Moore sind Kinder des Wassers

Moore sind Kinder des Wassers
Der Sonnentau fängt mit seinen klebrigen Drüsen an den Blättern kleine Insekten, die er dann verdaut. Torfmoose bilden eine recht farbenfrohe Gruppe: gelb, orange, rot, beige, braun / Bild: zvg
Biosphäre Entlebuch: Moore prägen die Landschaft der Biosphäre Entlebuch. Mehr als 20 Prozent aller intakten Hochmoore der Schweiz befinden sich im Perimeter der UBE.

Bis 1986 wurden im Entlebuch, wie auch in der übrigen Schweiz, Moore durch staatlich subventionierte Entwässerungen trockengelegt, vorwiegend um fruchtbares Acker- und Weideland zu gewinnen. Der Torfabbau wurde vor allem Ende 19. Jahrhundert und während der beiden Weltkriege praktiziert.

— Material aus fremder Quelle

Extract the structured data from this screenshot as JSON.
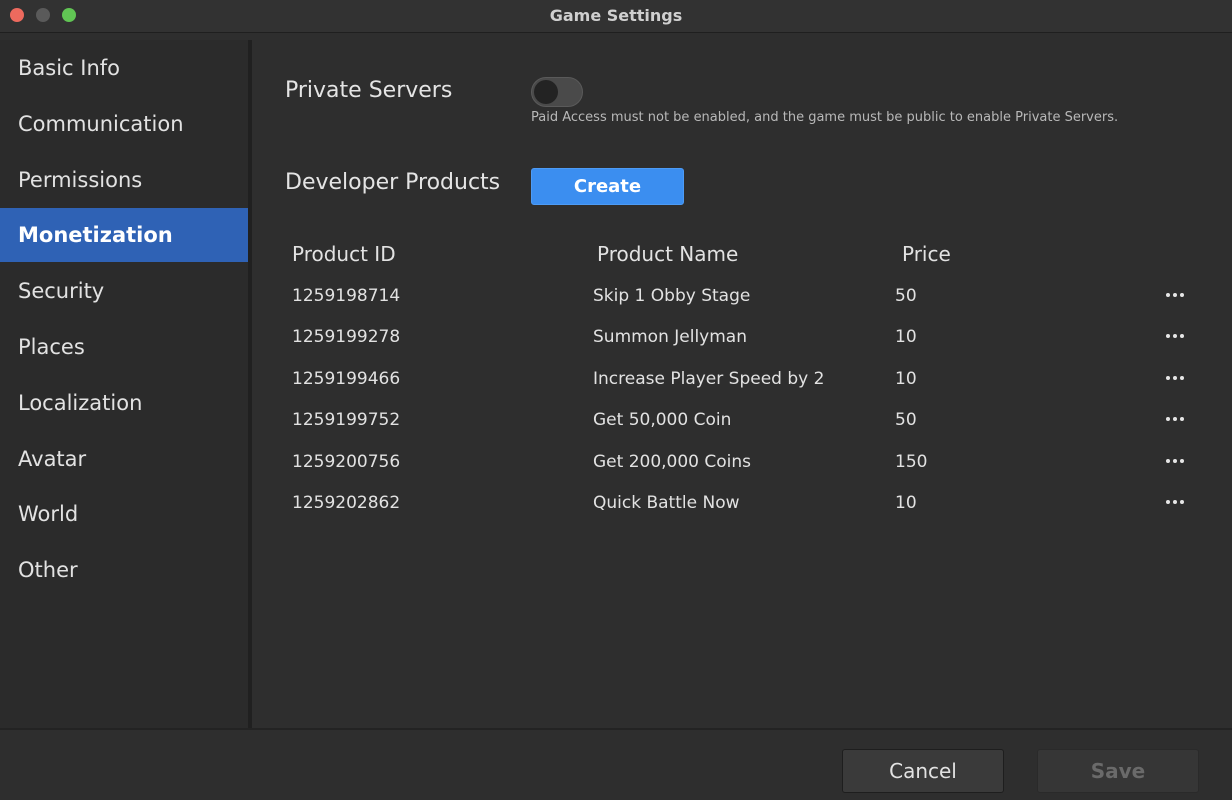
{
  "window": {
    "title": "Game Settings"
  },
  "sidebar": {
    "items": [
      {
        "label": "Basic Info"
      },
      {
        "label": "Communication"
      },
      {
        "label": "Permissions"
      },
      {
        "label": "Monetization",
        "active": true
      },
      {
        "label": "Security"
      },
      {
        "label": "Places"
      },
      {
        "label": "Localization"
      },
      {
        "label": "Avatar"
      },
      {
        "label": "World"
      },
      {
        "label": "Other"
      }
    ]
  },
  "private_servers": {
    "label": "Private Servers",
    "enabled": false,
    "hint": "Paid Access must not be enabled, and the game must be public to enable Private Servers."
  },
  "developer_products": {
    "label": "Developer Products",
    "create_label": "Create",
    "columns": {
      "id": "Product ID",
      "name": "Product Name",
      "price": "Price"
    },
    "rows": [
      {
        "id": "1259198714",
        "name": "Skip 1 Obby Stage",
        "price": "50"
      },
      {
        "id": "1259199278",
        "name": "Summon Jellyman",
        "price": "10"
      },
      {
        "id": "1259199466",
        "name": "Increase Player Speed by 2",
        "price": "10"
      },
      {
        "id": "1259199752",
        "name": "Get 50,000 Coin",
        "price": "50"
      },
      {
        "id": "1259200756",
        "name": "Get 200,000 Coins",
        "price": "150"
      },
      {
        "id": "1259202862",
        "name": "Quick Battle Now",
        "price": "10"
      }
    ]
  },
  "footer": {
    "cancel_label": "Cancel",
    "save_label": "Save"
  },
  "colors": {
    "accent": "#3b8ef0",
    "sidebar_active": "#2f62b5"
  }
}
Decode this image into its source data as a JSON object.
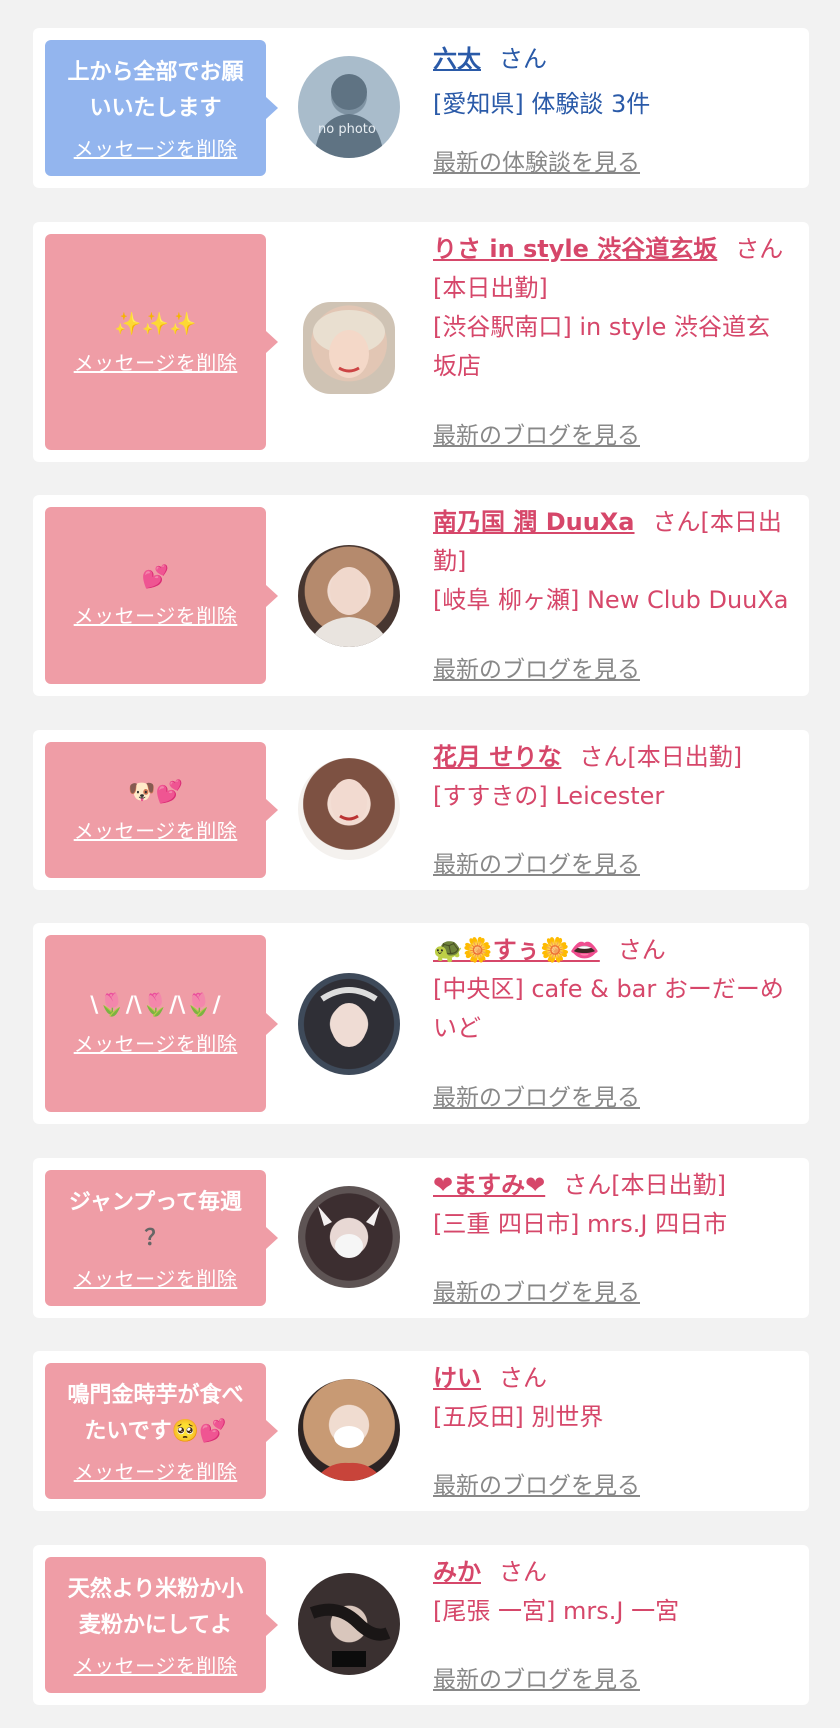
{
  "cards": [
    {
      "bubble_text": [
        "上から全部でお願",
        "いいたします"
      ],
      "delete_label": "メッセージを削除",
      "name": "六太",
      "san": "さん",
      "line1": "[愛知県] 体験談 3件",
      "link": "最新の体験談を見る",
      "avatar_text": "no photo"
    },
    {
      "bubble_text": [
        "✨✨✨"
      ],
      "delete_label": "メッセージを削除",
      "name": "りさ in style 渋谷道玄坂",
      "san": "さん",
      "line1": "[本日出勤]",
      "line2": "[渋谷駅南口] in style 渋谷道玄",
      "line3": "坂店",
      "link": "最新のブログを見る"
    },
    {
      "bubble_text": [
        "💕"
      ],
      "delete_label": "メッセージを削除",
      "name": "南乃国 潤 DuuXa",
      "san": "さん[本日出",
      "line1": "勤]",
      "line2": "[岐阜 柳ヶ瀬] New Club DuuXa",
      "link": "最新のブログを見る"
    },
    {
      "bubble_text": [
        "🐶💕"
      ],
      "delete_label": "メッセージを削除",
      "name": "花月 せりな",
      "san": "さん[本日出勤]",
      "line1": "[すすきの] Leicester",
      "link": "最新のブログを見る"
    },
    {
      "bubble_text": [
        "\\🌷/\\🌷/\\🌷/"
      ],
      "delete_label": "メッセージを削除",
      "name": "🐢🌼すぅ🌼👄",
      "san": "さん",
      "line1": "[中央区] cafe & bar おーだーめ",
      "line2": "いど",
      "link": "最新のブログを見る"
    },
    {
      "bubble_text": [
        "ジャンプって毎週",
        "？"
      ],
      "delete_label": "メッセージを削除",
      "name": "❤ますみ❤",
      "san": "さん[本日出勤]",
      "line1": "[三重 四日市] mrs.J 四日市",
      "link": "最新のブログを見る"
    },
    {
      "bubble_text": [
        "鳴門金時芋が食べ",
        "たいです🥺💕"
      ],
      "delete_label": "メッセージを削除",
      "name": "けい",
      "san": "さん",
      "line1": "[五反田] 別世界",
      "link": "最新のブログを見る"
    },
    {
      "bubble_text": [
        "天然より米粉か小",
        "麦粉かにしてよ"
      ],
      "delete_label": "メッセージを削除",
      "name": "みか",
      "san": "さん",
      "line1": "[尾張 一宮] mrs.J 一宮",
      "link": "最新のブログを見る"
    }
  ],
  "colors": {
    "blue_bubble": "#93b5ee",
    "pink_bubble": "#ef9da6",
    "blue_text": "#2a5aa8",
    "pink_text": "#d6476a",
    "link_gray": "#888888"
  },
  "icons": [
    "avatar-placeholder-icon",
    "avatar-photo"
  ]
}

Seit der Annahme der Rothenthurm-Initiative 1987 stehen in der Schweiz alle Moore unter Schutz. Die vom Bund seit 1997 sporadisch durchgeführte «Erfolgskontrolle Moorschutz» hat für die gesamte Schweiz ergeben, dass die Fläche der Moore gleich bleibt, die Qualität jedoch abnimmt. Auch die Verbuschung, welche auf eine fehlende oder nicht angepasste Nutzung hinweist, nimmt zu.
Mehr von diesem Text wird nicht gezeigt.